Ramona was not worried. “Cats have nine lives, so tomorrow he will wake up someplace as somebody’s kitten and start a new life.”
“I hadn’t thought of that,” said Beezus, “but it sounds logical. I hope his new owners give him melon rind. Picky-picky loved melon rind.” She picked up the shovel and began to fill in the grave. “We should have some flowers for him, but there aren’t any.”
“I wonder which of his lives we got him on,” said Ramona as she gathered damp brown leaves to strew on the grave. The girls stood looking sadly at the little mound left by Picky-picky’s coffin. “He was a good cat,” said Ramona, “even if he didn’t like me much when I was little.”
“I can barely remember when he was a little tiny kitten who climbed the curtains,” said Beezus.
“I’ll make him a tombstone.” After sharing the sad experience, Ramona felt closer to her sister, close enough to speak of something other than their cat.
“Beezus—” she said with a gulp. “I’m sorry about yesterday when I called you—you know—and I didn’t mean it the way you took it.” She explained how she happened to change Pieface to Pizzaface. “I didn’t mean to h
urt your feelings. I—I won’t say it again, no matter how mad I get.”
“That’s okay,” said Beezus with a big sigh. “I shouldn’t have been so cross with you. Mom says I’ll outgrow skin problems, but it seems like forever. Now maybe I better put something on these blisters on my hands.”
In spite of the funeral, Ramona felt light and happy. She and her sister had both apologized and forgiven one another. “And we didn’t worry Mother,” Ramona pointed out as she skipped off to the basement to find a short board in a pile of scrap lumber.
By the time Beezus had changed out of her muddy clothes, scrubbed her hands, applied disinfectant, and covered her blisters with Band-Aids, the grave bore a marker made from a scrap of board. Printed in crayon were the words:
Beneath the words, Ramona had drawn a picture of a yellow cat.
“But we’ll have to tell Mother and Daddy,” said Beezus. “They’re sure to miss him.”
“Won’t that upset Mother?” asked Ramona.
Beezus was filled with uncertainty. “Well—I don’t think our burying him will upset her as much as finding him dead in the basement.” She rearranged the Band-Aids on her hands. “You’d better get into some clean clothes, or she’ll really be upset. And don’t forget to use the nailbrush on your fingernails.”
Before Ramona had time to change her clothes, her parents came home.
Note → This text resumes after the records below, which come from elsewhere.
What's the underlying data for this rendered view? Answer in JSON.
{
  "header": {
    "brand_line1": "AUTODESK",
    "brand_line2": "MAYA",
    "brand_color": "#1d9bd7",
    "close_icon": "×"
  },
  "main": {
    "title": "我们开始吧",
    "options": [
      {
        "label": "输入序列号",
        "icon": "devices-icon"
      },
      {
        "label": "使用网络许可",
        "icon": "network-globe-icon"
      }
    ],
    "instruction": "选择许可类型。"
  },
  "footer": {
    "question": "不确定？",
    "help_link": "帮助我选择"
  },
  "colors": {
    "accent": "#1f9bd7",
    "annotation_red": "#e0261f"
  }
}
As Mr. Quimby set a bag of groceries on the kitchen counter, he looked at his younger daughter and remarked with a grin, “Add water and get instant Ramona. You’d better add some soap, too.”
Mrs. Quimby, used to seeing Ramona covered with dirt, only said, “I found a bargain in cat food.”
Ramona exchanged an anguished look with her sister and went off to scrub her hands and change to clean clothes. What a waste of money, buying cat food now. The sisters exchanged another anguished look when Ramona returned to set the table. Beezus was washing lettuce with the tips of her fingers to keep her Band-Aids dry.